Hannah pinched a tuft of fur on a rabbit corpse and tugged. The hair came out easily in her fingers. She flung the carcass aside. “Colin, there aren’t many good ones left. Most all the rabbits that were buried under the others are spoiled.”
“Yair. Musta been the warmth. The skins have to stay cool or they slough off right away. We might as well just go with what we got here.”
“Subtracting the cost of the petrol, and what Mr. Colfax is charging us to use the truck, we’ll still make—” she stood a moment, frowning. “Seven pounds four, at least.” Hannah climbed into the passenger side. Colin drove. He stopped a little farther on to skin a few more carcasses, but the sun had pretty much taken its toll on the rest. The damage done, the orange ball retreated behind a thickening overcast.
Flies droned everywhere. Already, tiny maggots infested some of the bodies, and the musty-sweet odor of death hung in the air. They encountered not a single live rabbit in the mile and a half back to the Colfaxes’.
Seven pounds? More like five pounds ten, by Colin’s reckoning. This wasn’t near the money he’d hoped to bring to Sydney. Perhaps they ought take one more job. He drove into the yard and parked the stakeside.
Mitzy and Bryan sat under the gum tree arguing about who should feed their baby sister. Little Hilda, oblivious to their banter, lay on her back between them, fussing for her bottle. Hannah plopped down beside them, seeking to settle their disagreement.
Colin rapped on the screen door before entering the house.
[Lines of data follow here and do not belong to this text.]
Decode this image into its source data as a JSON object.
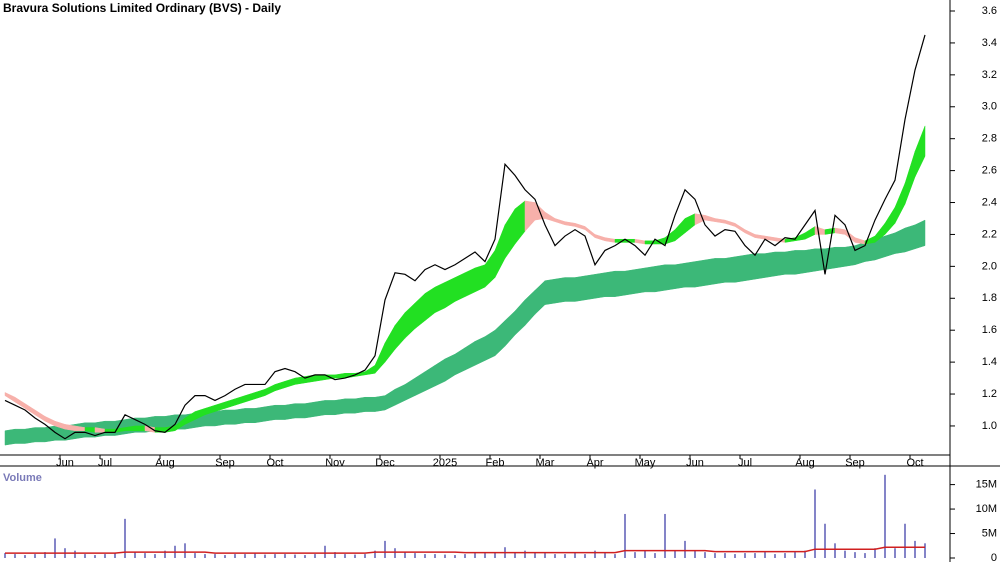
{
  "chart_data": [
    {
      "type": "line",
      "title": "Bravura Solutions Limited Ordinary (BVS) - Daily",
      "categories": [
        null,
        null,
        null,
        null,
        null,
        null,
        "Jun",
        null,
        null,
        null,
        "Jul",
        null,
        null,
        null,
        null,
        null,
        "Aug",
        null,
        null,
        null,
        null,
        null,
        "Sep",
        null,
        null,
        null,
        null,
        "Oct",
        null,
        null,
        null,
        null,
        null,
        "Nov",
        null,
        null,
        null,
        null,
        "Dec",
        null,
        null,
        null,
        null,
        null,
        "2025",
        null,
        null,
        null,
        null,
        "Feb",
        null,
        null,
        null,
        null,
        "Mar",
        null,
        null,
        null,
        null,
        "Apr",
        null,
        null,
        null,
        null,
        "May",
        null,
        null,
        null,
        null,
        "Jun",
        null,
        null,
        null,
        null,
        "Jul",
        null,
        null,
        null,
        null,
        null,
        "Aug",
        null,
        null,
        null,
        null,
        "Sep",
        null,
        null,
        null,
        null,
        null,
        "Oct",
        null
      ],
      "values": [
        1.16,
        1.13,
        1.1,
        1.05,
        1.01,
        0.96,
        0.92,
        0.96,
        0.96,
        0.94,
        0.96,
        0.96,
        1.07,
        1.04,
        1.01,
        0.97,
        0.96,
        1.01,
        1.13,
        1.19,
        1.19,
        1.16,
        1.19,
        1.23,
        1.26,
        1.26,
        1.26,
        1.34,
        1.36,
        1.34,
        1.3,
        1.32,
        1.32,
        1.29,
        1.3,
        1.32,
        1.35,
        1.44,
        1.79,
        1.96,
        1.95,
        1.91,
        1.98,
        2.01,
        1.98,
        2.01,
        2.05,
        2.09,
        2.03,
        2.17,
        2.64,
        2.57,
        2.48,
        2.42,
        2.26,
        2.13,
        2.19,
        2.23,
        2.19,
        2.01,
        2.1,
        2.13,
        2.17,
        2.13,
        2.07,
        2.17,
        2.13,
        2.32,
        2.48,
        2.42,
        2.26,
        2.19,
        2.23,
        2.22,
        2.13,
        2.07,
        2.17,
        2.13,
        2.18,
        2.17,
        2.26,
        2.35,
        1.95,
        2.32,
        2.26,
        2.1,
        2.13,
        2.29,
        2.42,
        2.54,
        2.92,
        3.23,
        3.45
      ],
      "color": "#000000",
      "short_band": {
        "color_up": "#22e022",
        "color_down": "#f7b0aa",
        "upper": [
          1.21,
          1.18,
          1.14,
          1.1,
          1.06,
          1.03,
          1.01,
          1.0,
          0.99,
          0.99,
          0.98,
          0.98,
          0.99,
          1.0,
          1.0,
          0.99,
          0.99,
          1.0,
          1.05,
          1.09,
          1.11,
          1.13,
          1.15,
          1.17,
          1.19,
          1.21,
          1.23,
          1.26,
          1.28,
          1.3,
          1.31,
          1.32,
          1.32,
          1.32,
          1.33,
          1.33,
          1.34,
          1.38,
          1.52,
          1.63,
          1.71,
          1.77,
          1.83,
          1.87,
          1.9,
          1.93,
          1.96,
          1.99,
          2.01,
          2.1,
          2.26,
          2.36,
          2.41,
          2.4,
          2.34,
          2.3,
          2.28,
          2.27,
          2.25,
          2.2,
          2.18,
          2.17,
          2.17,
          2.17,
          2.16,
          2.16,
          2.18,
          2.23,
          2.3,
          2.33,
          2.32,
          2.3,
          2.29,
          2.27,
          2.23,
          2.2,
          2.19,
          2.18,
          2.17,
          2.18,
          2.21,
          2.25,
          2.23,
          2.24,
          2.23,
          2.18,
          2.16,
          2.19,
          2.27,
          2.37,
          2.52,
          2.72,
          2.88
        ],
        "lower": [
          1.19,
          1.15,
          1.11,
          1.07,
          1.03,
          1.0,
          0.98,
          0.97,
          0.97,
          0.96,
          0.96,
          0.96,
          0.97,
          0.97,
          0.97,
          0.96,
          0.96,
          0.97,
          1.01,
          1.04,
          1.07,
          1.09,
          1.11,
          1.13,
          1.15,
          1.17,
          1.19,
          1.22,
          1.24,
          1.26,
          1.27,
          1.28,
          1.29,
          1.3,
          1.3,
          1.31,
          1.32,
          1.33,
          1.4,
          1.48,
          1.55,
          1.61,
          1.66,
          1.71,
          1.74,
          1.78,
          1.81,
          1.84,
          1.87,
          1.93,
          2.05,
          2.14,
          2.22,
          2.29,
          2.3,
          2.28,
          2.26,
          2.25,
          2.23,
          2.18,
          2.16,
          2.15,
          2.15,
          2.15,
          2.14,
          2.14,
          2.14,
          2.16,
          2.21,
          2.26,
          2.29,
          2.28,
          2.27,
          2.25,
          2.21,
          2.18,
          2.17,
          2.16,
          2.15,
          2.16,
          2.17,
          2.2,
          2.2,
          2.21,
          2.2,
          2.15,
          2.14,
          2.15,
          2.2,
          2.27,
          2.39,
          2.56,
          2.69
        ]
      },
      "long_band": {
        "color": "#3cb878",
        "upper": [
          0.97,
          0.98,
          0.98,
          0.99,
          0.99,
          1.0,
          1.0,
          1.01,
          1.02,
          1.02,
          1.03,
          1.03,
          1.04,
          1.05,
          1.05,
          1.06,
          1.06,
          1.07,
          1.07,
          1.08,
          1.09,
          1.09,
          1.1,
          1.1,
          1.11,
          1.11,
          1.12,
          1.13,
          1.13,
          1.14,
          1.14,
          1.15,
          1.16,
          1.16,
          1.17,
          1.17,
          1.18,
          1.18,
          1.19,
          1.23,
          1.26,
          1.3,
          1.34,
          1.38,
          1.42,
          1.45,
          1.49,
          1.53,
          1.56,
          1.6,
          1.66,
          1.72,
          1.79,
          1.85,
          1.91,
          1.92,
          1.93,
          1.93,
          1.94,
          1.95,
          1.96,
          1.97,
          1.97,
          1.98,
          1.99,
          2.0,
          2.01,
          2.01,
          2.02,
          2.03,
          2.04,
          2.05,
          2.05,
          2.06,
          2.07,
          2.08,
          2.08,
          2.09,
          2.09,
          2.1,
          2.1,
          2.11,
          2.11,
          2.12,
          2.12,
          2.13,
          2.15,
          2.17,
          2.19,
          2.21,
          2.24,
          2.26,
          2.29
        ],
        "lower": [
          0.88,
          0.89,
          0.89,
          0.9,
          0.9,
          0.91,
          0.91,
          0.92,
          0.93,
          0.93,
          0.94,
          0.94,
          0.95,
          0.96,
          0.96,
          0.97,
          0.97,
          0.98,
          0.98,
          0.99,
          1.0,
          1.0,
          1.01,
          1.01,
          1.02,
          1.02,
          1.03,
          1.04,
          1.04,
          1.05,
          1.05,
          1.06,
          1.07,
          1.07,
          1.08,
          1.08,
          1.09,
          1.09,
          1.1,
          1.13,
          1.16,
          1.19,
          1.22,
          1.25,
          1.28,
          1.32,
          1.35,
          1.38,
          1.41,
          1.44,
          1.5,
          1.57,
          1.63,
          1.7,
          1.76,
          1.77,
          1.78,
          1.78,
          1.79,
          1.8,
          1.81,
          1.81,
          1.82,
          1.83,
          1.84,
          1.84,
          1.85,
          1.86,
          1.87,
          1.87,
          1.88,
          1.89,
          1.9,
          1.9,
          1.91,
          1.92,
          1.93,
          1.94,
          1.95,
          1.95,
          1.96,
          1.97,
          1.98,
          1.99,
          2.0,
          2.01,
          2.03,
          2.04,
          2.06,
          2.08,
          2.09,
          2.11,
          2.13
        ]
      },
      "ylim": [
        0.818,
        3.669
      ],
      "yticks": [
        {
          "value": 1,
          "label": "1.0"
        },
        1.2,
        1.4,
        1.6,
        1.8,
        {
          "value": 2,
          "label": "2.0"
        },
        2.2,
        2.4,
        2.6,
        2.8,
        {
          "value": 3,
          "label": "3.0"
        },
        3.2,
        3.4,
        3.6
      ]
    },
    {
      "type": "bar",
      "title": "Volume",
      "color": "#8484c8",
      "values": [
        1000000,
        800000,
        600000,
        800000,
        1200000,
        4000000,
        2000000,
        1500000,
        800000,
        600000,
        800000,
        1000000,
        8000000,
        1200000,
        1000000,
        800000,
        1500000,
        2500000,
        3000000,
        1000000,
        800000,
        800000,
        600000,
        800000,
        800000,
        900000,
        700000,
        800000,
        800000,
        700000,
        600000,
        800000,
        2500000,
        1200000,
        800000,
        700000,
        800000,
        1500000,
        3500000,
        2000000,
        1200000,
        1000000,
        800000,
        800000,
        700000,
        600000,
        800000,
        1000000,
        1000000,
        1200000,
        2200000,
        1200000,
        1500000,
        1200000,
        1000000,
        800000,
        800000,
        1000000,
        800000,
        1500000,
        1000000,
        800000,
        9000000,
        1200000,
        1500000,
        1000000,
        9000000,
        1500000,
        3500000,
        1500000,
        1200000,
        1000000,
        1000000,
        800000,
        1000000,
        1000000,
        1200000,
        800000,
        1000000,
        1200000,
        1500000,
        14000000,
        7000000,
        3000000,
        1500000,
        1200000,
        1000000,
        2000000,
        17000000,
        2000000,
        7000000,
        3500000,
        3000000
      ],
      "average": {
        "color": "#d02020",
        "values": [
          1000000,
          1000000,
          1000000,
          1000000,
          1000000,
          1000000,
          1000000,
          1000000,
          1000000,
          1000000,
          1000000,
          1000000,
          1200000,
          1200000,
          1200000,
          1200000,
          1200000,
          1200000,
          1200000,
          1200000,
          1200000,
          1000000,
          1000000,
          1000000,
          1000000,
          1000000,
          1000000,
          1000000,
          1000000,
          1000000,
          1000000,
          1000000,
          1000000,
          1000000,
          1000000,
          1000000,
          1000000,
          1200000,
          1200000,
          1200000,
          1200000,
          1200000,
          1200000,
          1200000,
          1200000,
          1200000,
          1100000,
          1100000,
          1100000,
          1100000,
          1100000,
          1100000,
          1100000,
          1100000,
          1100000,
          1100000,
          1100000,
          1100000,
          1100000,
          1100000,
          1100000,
          1100000,
          1500000,
          1500000,
          1500000,
          1500000,
          1500000,
          1500000,
          1500000,
          1500000,
          1500000,
          1300000,
          1300000,
          1300000,
          1300000,
          1300000,
          1300000,
          1300000,
          1300000,
          1300000,
          1300000,
          1800000,
          1800000,
          1800000,
          1800000,
          1800000,
          1800000,
          1800000,
          2200000,
          2200000,
          2200000,
          2200000,
          2200000
        ]
      },
      "ylim": [
        0,
        18800000
      ],
      "yticks": [
        0,
        {
          "value": 5000000,
          "label": "5M"
        },
        {
          "value": 10000000,
          "label": "10M"
        },
        {
          "value": 15000000,
          "label": "15M"
        }
      ]
    }
  ]
}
He pulled his hat off as he stepped into the dimly lit room.
“In the kitchen,” Mr. Colfax’s reedy voice called out.
Colin found his way there. The messy condition of this shack, untidy beyond primitiveness, bothered and irritated him.
Mr. Colfax sat at the lonely end of a long, rickety table. He stared at his cup. “Tea on the stove. Help yourself.”
“Ta.” Colin found a mug on the board and poured from the battered kettle. He looked in vain for any sign of sugar. He sat down near Mr. Colfax and reviewed the day’s work. “We loaded about all that’s salvageable. We don’t have a whole lot there. I’d like to get started soon.”